이와 같이 본 발명의 L-라이신 생산능이 향상된 코리네박테리움 글루타미쿰 변이주는 아스파르테이트 키나아제 및 아스파르테이트 세미알데히드 디히드로게나제를 암호화하는 유전자를 포함하는 lysC-asd 오페론의 변이된 프로모터 서열을 포함하는 것일 수 있다.As such, the Corynebacterium glutamicum mutant strain with improved L-lysine production ability of the present invention has a mutated promoter sequence of the lysC-asd operon containing genes encoding aspartate kinase and aspartate semialdehyde dehydrogenase.

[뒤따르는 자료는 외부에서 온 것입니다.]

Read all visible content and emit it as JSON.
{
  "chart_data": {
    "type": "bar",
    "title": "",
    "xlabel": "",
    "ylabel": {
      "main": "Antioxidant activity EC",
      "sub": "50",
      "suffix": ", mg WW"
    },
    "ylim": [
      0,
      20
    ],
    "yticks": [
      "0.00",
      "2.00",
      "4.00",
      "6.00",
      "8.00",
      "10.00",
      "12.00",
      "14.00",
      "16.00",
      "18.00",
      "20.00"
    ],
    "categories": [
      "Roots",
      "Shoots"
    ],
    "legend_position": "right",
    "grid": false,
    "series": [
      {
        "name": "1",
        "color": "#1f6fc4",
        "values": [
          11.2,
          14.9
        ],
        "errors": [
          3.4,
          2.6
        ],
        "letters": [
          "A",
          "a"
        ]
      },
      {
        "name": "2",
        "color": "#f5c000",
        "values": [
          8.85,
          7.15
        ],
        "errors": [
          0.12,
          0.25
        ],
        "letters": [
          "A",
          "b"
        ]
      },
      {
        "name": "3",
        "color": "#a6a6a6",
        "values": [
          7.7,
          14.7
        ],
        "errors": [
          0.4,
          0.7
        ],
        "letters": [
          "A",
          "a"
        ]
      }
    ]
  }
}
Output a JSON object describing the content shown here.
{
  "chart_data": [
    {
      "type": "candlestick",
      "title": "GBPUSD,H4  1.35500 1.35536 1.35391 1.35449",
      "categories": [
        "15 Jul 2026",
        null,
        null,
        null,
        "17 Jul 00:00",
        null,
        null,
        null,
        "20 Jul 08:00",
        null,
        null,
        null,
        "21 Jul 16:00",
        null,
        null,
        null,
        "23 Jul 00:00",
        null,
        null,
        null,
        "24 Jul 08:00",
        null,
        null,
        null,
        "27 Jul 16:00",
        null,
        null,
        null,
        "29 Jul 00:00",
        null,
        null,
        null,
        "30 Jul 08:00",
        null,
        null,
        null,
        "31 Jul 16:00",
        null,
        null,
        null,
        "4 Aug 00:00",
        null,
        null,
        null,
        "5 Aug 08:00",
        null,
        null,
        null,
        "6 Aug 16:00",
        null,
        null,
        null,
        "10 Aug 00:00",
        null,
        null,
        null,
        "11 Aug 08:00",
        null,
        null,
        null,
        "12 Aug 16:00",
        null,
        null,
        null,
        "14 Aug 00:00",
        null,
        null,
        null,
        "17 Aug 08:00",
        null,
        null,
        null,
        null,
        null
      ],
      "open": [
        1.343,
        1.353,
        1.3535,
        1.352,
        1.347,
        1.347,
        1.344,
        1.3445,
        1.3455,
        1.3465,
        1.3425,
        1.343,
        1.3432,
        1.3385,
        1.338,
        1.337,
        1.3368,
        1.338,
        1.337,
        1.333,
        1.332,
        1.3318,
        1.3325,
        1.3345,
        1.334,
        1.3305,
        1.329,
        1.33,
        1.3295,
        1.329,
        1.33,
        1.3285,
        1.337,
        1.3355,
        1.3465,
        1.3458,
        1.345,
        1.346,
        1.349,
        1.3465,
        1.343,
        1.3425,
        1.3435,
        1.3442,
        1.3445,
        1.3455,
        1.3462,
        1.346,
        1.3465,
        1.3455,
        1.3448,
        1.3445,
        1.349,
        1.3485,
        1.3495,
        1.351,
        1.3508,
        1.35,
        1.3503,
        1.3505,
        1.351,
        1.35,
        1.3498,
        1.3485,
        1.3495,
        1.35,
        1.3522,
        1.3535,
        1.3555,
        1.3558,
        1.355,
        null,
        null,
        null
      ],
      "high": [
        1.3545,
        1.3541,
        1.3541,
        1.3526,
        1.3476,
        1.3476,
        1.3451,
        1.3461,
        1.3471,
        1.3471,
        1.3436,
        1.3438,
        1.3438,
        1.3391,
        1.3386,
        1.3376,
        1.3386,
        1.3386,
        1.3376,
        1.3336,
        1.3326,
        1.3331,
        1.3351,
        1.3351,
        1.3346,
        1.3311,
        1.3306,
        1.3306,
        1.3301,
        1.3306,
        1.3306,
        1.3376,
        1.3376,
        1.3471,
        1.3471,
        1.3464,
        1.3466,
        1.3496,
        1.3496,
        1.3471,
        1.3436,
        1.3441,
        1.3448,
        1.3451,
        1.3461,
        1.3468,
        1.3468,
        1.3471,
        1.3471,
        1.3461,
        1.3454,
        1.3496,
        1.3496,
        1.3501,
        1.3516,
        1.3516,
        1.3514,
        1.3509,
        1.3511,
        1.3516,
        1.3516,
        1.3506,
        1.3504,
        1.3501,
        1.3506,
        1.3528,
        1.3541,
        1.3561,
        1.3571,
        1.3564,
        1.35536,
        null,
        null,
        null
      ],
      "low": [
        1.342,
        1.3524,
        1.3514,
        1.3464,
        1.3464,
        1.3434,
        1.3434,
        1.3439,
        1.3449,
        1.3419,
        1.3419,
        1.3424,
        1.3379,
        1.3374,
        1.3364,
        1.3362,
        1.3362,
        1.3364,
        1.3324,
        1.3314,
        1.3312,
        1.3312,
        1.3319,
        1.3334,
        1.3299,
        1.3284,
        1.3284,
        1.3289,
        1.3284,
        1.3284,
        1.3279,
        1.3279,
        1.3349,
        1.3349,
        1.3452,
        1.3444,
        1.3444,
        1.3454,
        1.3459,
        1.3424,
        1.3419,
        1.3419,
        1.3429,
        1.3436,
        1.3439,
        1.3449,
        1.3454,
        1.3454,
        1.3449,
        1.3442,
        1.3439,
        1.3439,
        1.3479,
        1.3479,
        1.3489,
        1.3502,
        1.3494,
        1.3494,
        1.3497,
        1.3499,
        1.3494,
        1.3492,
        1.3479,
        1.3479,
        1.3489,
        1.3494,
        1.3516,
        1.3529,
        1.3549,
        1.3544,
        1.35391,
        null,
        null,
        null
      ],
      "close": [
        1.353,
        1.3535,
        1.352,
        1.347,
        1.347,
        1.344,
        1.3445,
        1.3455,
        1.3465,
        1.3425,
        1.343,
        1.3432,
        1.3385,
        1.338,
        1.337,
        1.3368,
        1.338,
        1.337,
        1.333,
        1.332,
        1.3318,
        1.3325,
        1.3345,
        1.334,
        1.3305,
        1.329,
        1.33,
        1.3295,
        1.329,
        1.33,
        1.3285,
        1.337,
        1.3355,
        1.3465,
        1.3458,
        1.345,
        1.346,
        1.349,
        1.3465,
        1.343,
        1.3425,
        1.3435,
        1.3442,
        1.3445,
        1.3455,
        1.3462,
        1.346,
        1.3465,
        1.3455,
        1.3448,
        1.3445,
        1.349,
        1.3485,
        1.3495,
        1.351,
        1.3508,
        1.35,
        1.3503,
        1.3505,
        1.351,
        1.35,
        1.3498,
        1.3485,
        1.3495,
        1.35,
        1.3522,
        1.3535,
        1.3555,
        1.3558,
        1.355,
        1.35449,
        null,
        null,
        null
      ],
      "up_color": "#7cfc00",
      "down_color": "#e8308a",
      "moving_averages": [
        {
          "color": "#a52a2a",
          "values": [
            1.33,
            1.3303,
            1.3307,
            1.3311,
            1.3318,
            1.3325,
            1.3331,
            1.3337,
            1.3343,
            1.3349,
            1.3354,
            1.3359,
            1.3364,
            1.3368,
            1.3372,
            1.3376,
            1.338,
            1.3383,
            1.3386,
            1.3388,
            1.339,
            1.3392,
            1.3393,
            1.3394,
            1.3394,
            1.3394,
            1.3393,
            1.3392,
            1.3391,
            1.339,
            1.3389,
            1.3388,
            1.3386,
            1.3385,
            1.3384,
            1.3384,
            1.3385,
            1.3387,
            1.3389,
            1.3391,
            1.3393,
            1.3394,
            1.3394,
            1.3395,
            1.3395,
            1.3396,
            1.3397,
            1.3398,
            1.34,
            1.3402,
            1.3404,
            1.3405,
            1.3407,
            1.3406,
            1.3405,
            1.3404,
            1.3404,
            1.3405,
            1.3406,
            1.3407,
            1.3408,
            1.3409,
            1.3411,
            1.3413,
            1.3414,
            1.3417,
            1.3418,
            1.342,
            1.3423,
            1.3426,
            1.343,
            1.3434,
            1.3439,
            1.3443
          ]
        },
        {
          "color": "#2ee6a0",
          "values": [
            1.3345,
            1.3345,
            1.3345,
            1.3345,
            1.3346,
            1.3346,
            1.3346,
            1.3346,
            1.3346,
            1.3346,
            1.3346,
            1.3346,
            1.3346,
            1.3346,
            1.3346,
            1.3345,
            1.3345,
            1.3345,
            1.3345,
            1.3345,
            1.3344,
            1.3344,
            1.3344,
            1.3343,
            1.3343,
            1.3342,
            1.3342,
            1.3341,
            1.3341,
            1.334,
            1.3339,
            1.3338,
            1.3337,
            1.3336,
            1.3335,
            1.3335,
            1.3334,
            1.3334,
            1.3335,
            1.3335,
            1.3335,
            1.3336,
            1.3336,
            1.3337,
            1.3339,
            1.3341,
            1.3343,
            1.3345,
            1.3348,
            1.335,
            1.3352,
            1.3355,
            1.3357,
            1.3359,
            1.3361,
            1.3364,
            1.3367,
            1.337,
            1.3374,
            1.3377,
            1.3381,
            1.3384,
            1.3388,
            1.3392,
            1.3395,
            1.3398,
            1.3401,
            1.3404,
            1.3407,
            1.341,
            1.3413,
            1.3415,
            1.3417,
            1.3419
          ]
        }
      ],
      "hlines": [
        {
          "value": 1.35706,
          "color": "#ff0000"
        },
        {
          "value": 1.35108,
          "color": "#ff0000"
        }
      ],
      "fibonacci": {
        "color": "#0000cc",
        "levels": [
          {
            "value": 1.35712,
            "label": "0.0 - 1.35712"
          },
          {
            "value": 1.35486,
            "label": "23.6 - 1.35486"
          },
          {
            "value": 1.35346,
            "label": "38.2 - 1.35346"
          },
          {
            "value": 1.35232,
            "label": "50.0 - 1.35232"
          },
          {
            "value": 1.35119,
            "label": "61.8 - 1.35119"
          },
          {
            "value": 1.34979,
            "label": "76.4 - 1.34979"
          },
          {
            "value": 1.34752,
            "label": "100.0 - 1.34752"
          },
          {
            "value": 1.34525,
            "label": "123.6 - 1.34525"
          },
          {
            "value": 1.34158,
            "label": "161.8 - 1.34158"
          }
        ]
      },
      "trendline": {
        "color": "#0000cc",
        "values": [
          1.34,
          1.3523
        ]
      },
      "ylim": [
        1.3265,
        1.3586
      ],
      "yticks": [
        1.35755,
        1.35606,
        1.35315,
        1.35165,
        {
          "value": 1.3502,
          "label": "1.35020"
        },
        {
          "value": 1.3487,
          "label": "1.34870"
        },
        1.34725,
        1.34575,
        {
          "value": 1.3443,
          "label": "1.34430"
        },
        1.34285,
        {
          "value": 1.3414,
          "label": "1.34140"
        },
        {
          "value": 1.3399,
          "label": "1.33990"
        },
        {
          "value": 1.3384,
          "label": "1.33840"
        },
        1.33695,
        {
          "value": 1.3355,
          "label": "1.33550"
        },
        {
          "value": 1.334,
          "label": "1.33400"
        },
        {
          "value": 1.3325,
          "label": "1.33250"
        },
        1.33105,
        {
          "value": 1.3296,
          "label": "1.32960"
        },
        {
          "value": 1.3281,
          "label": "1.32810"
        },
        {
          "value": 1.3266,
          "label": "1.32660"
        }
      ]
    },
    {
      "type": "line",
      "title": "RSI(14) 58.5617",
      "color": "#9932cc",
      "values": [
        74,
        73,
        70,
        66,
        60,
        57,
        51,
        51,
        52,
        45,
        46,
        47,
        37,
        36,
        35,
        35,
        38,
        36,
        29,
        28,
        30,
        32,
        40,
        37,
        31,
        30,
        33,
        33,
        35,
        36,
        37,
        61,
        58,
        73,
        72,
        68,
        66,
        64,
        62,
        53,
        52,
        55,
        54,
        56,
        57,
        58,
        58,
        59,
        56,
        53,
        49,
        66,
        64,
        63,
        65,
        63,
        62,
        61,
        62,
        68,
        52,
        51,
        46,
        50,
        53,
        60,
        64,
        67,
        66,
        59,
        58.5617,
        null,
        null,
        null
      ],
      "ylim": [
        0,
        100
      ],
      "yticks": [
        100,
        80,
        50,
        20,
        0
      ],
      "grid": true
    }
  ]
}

It may include.
본 발명의 일 구체예에 따르면, 상기 변이주는 서열번호 2로 표시되는 염기서열을 아스파르테이트 키나아제 및 아스파르테이트 세미알데히드 디히드로게나제의 유전자를 포함하는 오페론의 프로모터 서열로 포함하는 것일 수 있다.According to one embodiment of the present invention, the mutant strain may contain the base sequence represented by SEQ ID NO: 2 as the promoter sequence of an operon containing genes for aspartate kinase and aspartate semialdehyde dehydrogenase. .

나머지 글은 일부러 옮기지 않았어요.